We all have people in our lives who we’ve internalized to some extent – like parents, mentors, parents of choice, partners, friends, etc. These are called attachment figures. Parents and caregivers will have the strongest role initially in our lives.
The way they handle heartache, disappointment, anger, difference, joy, etc can get embedded within us without us being aware. How they view us can also become how we view ourselves, too.
Being hurt or routinely disregarded by an attachment figure can have such an impact on our lives. We may see ourselves being someone we don’t want to be and have no clue how to get out of it.
Our work then is what I like to call the GREAT DETANGLING. In a way we have to disentangle ourselves from what we often think is just how we view ourselves or how we are from what is actually an imprint from that attachment figure. It’s not ours and we don’t have to hold it as truth.

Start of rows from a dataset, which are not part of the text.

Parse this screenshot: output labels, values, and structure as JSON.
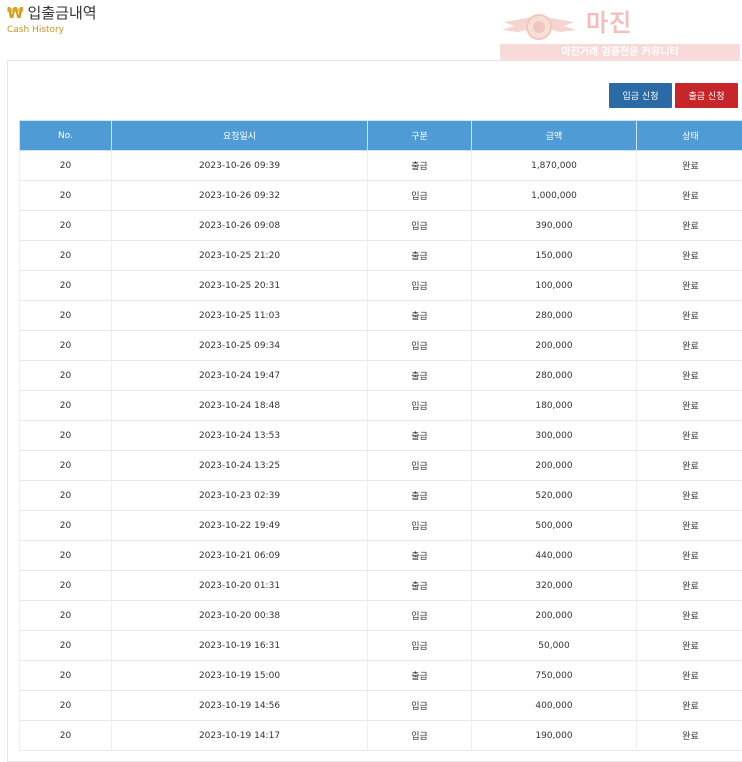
{
  "header": {
    "icon": "won-sign-icon",
    "icon_glyph": "₩",
    "title": "입출금내역",
    "subtitle": "Cash History"
  },
  "watermark": {
    "logo": "마진",
    "tagline": "마진거래 검증전문 커뮤니티"
  },
  "buttons": {
    "deposit_label": "입금 신청",
    "withdraw_label": "출금 신청"
  },
  "colors": {
    "header_bg": "#4f9bd6",
    "deposit_button": "#2c6aa6",
    "withdraw_button": "#c6262a",
    "withdraw_text": "#b32020",
    "deposit_text": "#2e8b7a",
    "title_accent": "#c8962a"
  },
  "table": {
    "columns": [
      "No.",
      "요청일시",
      "구분",
      "금액",
      "상태"
    ],
    "rows": [
      {
        "no": "20",
        "datetime": "2023-10-26 09:39",
        "kind": "출금",
        "amount": "1,870,000",
        "status": "완료"
      },
      {
        "no": "20",
        "datetime": "2023-10-26 09:32",
        "kind": "입금",
        "amount": "1,000,000",
        "status": "완료"
      },
      {
        "no": "20",
        "datetime": "2023-10-26 09:08",
        "kind": "입금",
        "amount": "390,000",
        "status": "완료"
      },
      {
        "no": "20",
        "datetime": "2023-10-25 21:20",
        "kind": "출금",
        "amount": "150,000",
        "status": "완료"
      },
      {
        "no": "20",
        "datetime": "2023-10-25 20:31",
        "kind": "입금",
        "amount": "100,000",
        "status": "완료"
      },
      {
        "no": "20",
        "datetime": "2023-10-25 11:03",
        "kind": "출금",
        "amount": "280,000",
        "status": "완료"
      },
      {
        "no": "20",
        "datetime": "2023-10-25 09:34",
        "kind": "입금",
        "amount": "200,000",
        "status": "완료"
      },
      {
        "no": "20",
        "datetime": "2023-10-24 19:47",
        "kind": "출금",
        "amount": "280,000",
        "status": "완료"
      },
      {
        "no": "20",
        "datetime": "2023-10-24 18:48",
        "kind": "입금",
        "amount": "180,000",
        "status": "완료"
      },
      {
        "no": "20",
        "datetime": "2023-10-24 13:53",
        "kind": "출금",
        "amount": "300,000",
        "status": "완료"
      },
      {
        "no": "20",
        "datetime": "2023-10-24 13:25",
        "kind": "입금",
        "amount": "200,000",
        "status": "완료"
      },
      {
        "no": "20",
        "datetime": "2023-10-23 02:39",
        "kind": "출금",
        "amount": "520,000",
        "status": "완료"
      },
      {
        "no": "20",
        "datetime": "2023-10-22 19:49",
        "kind": "입금",
        "amount": "500,000",
        "status": "완료"
      },
      {
        "no": "20",
        "datetime": "2023-10-21 06:09",
        "kind": "출금",
        "amount": "440,000",
        "status": "완료"
      },
      {
        "no": "20",
        "datetime": "2023-10-20 01:31",
        "kind": "출금",
        "amount": "320,000",
        "status": "완료"
      },
      {
        "no": "20",
        "datetime": "2023-10-20 00:38",
        "kind": "입금",
        "amount": "200,000",
        "status": "완료"
      },
      {
        "no": "20",
        "datetime": "2023-10-19 16:31",
        "kind": "입금",
        "amount": "50,000",
        "status": "완료"
      },
      {
        "no": "20",
        "datetime": "2023-10-19 15:00",
        "kind": "출금",
        "amount": "750,000",
        "status": "완료"
      },
      {
        "no": "20",
        "datetime": "2023-10-19 14:56",
        "kind": "입금",
        "amount": "400,000",
        "status": "완료"
      },
      {
        "no": "20",
        "datetime": "2023-10-19 14:17",
        "kind": "입금",
        "amount": "190,000",
        "status": "완료"
      }
    ]
  }
}
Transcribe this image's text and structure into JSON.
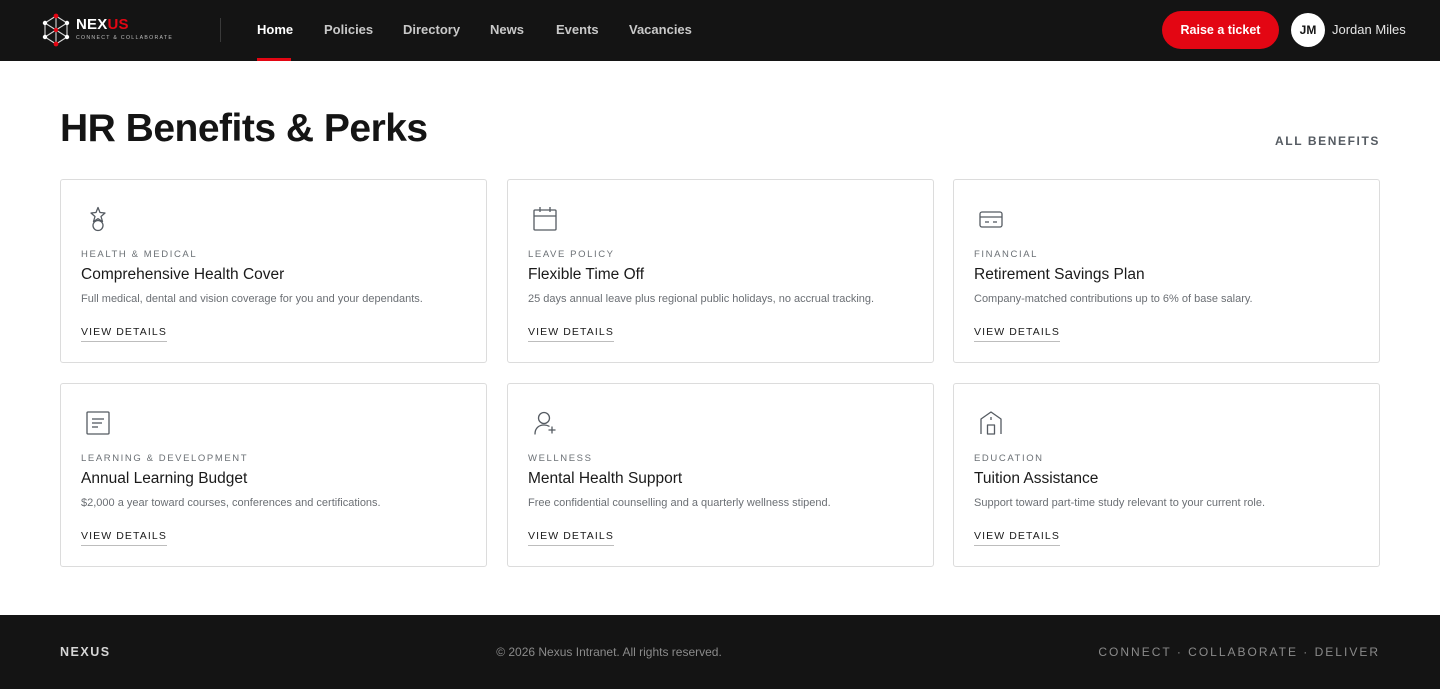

The other thing that we must do is find those people who reflect our goodness, help us feel safe and are there for us. Then, start to deliberately internalize them and their wisdom. Because we aren’t meant to go through life alone – figuratively or literally.
Some people call this idea your “internal board of directors” – I personally like the idea of “internal VIPs” – either way, you get to choose who’s voice is loudest in there. Whose voice you’re actually going to believe.
Over time, it gets easier. These internalized VIPs become your inner role models for all the if this, then that’s in life.
And this, dear ones, is actually some of the magic behind therapy and why therapy can create lasting change well after therapy has ended.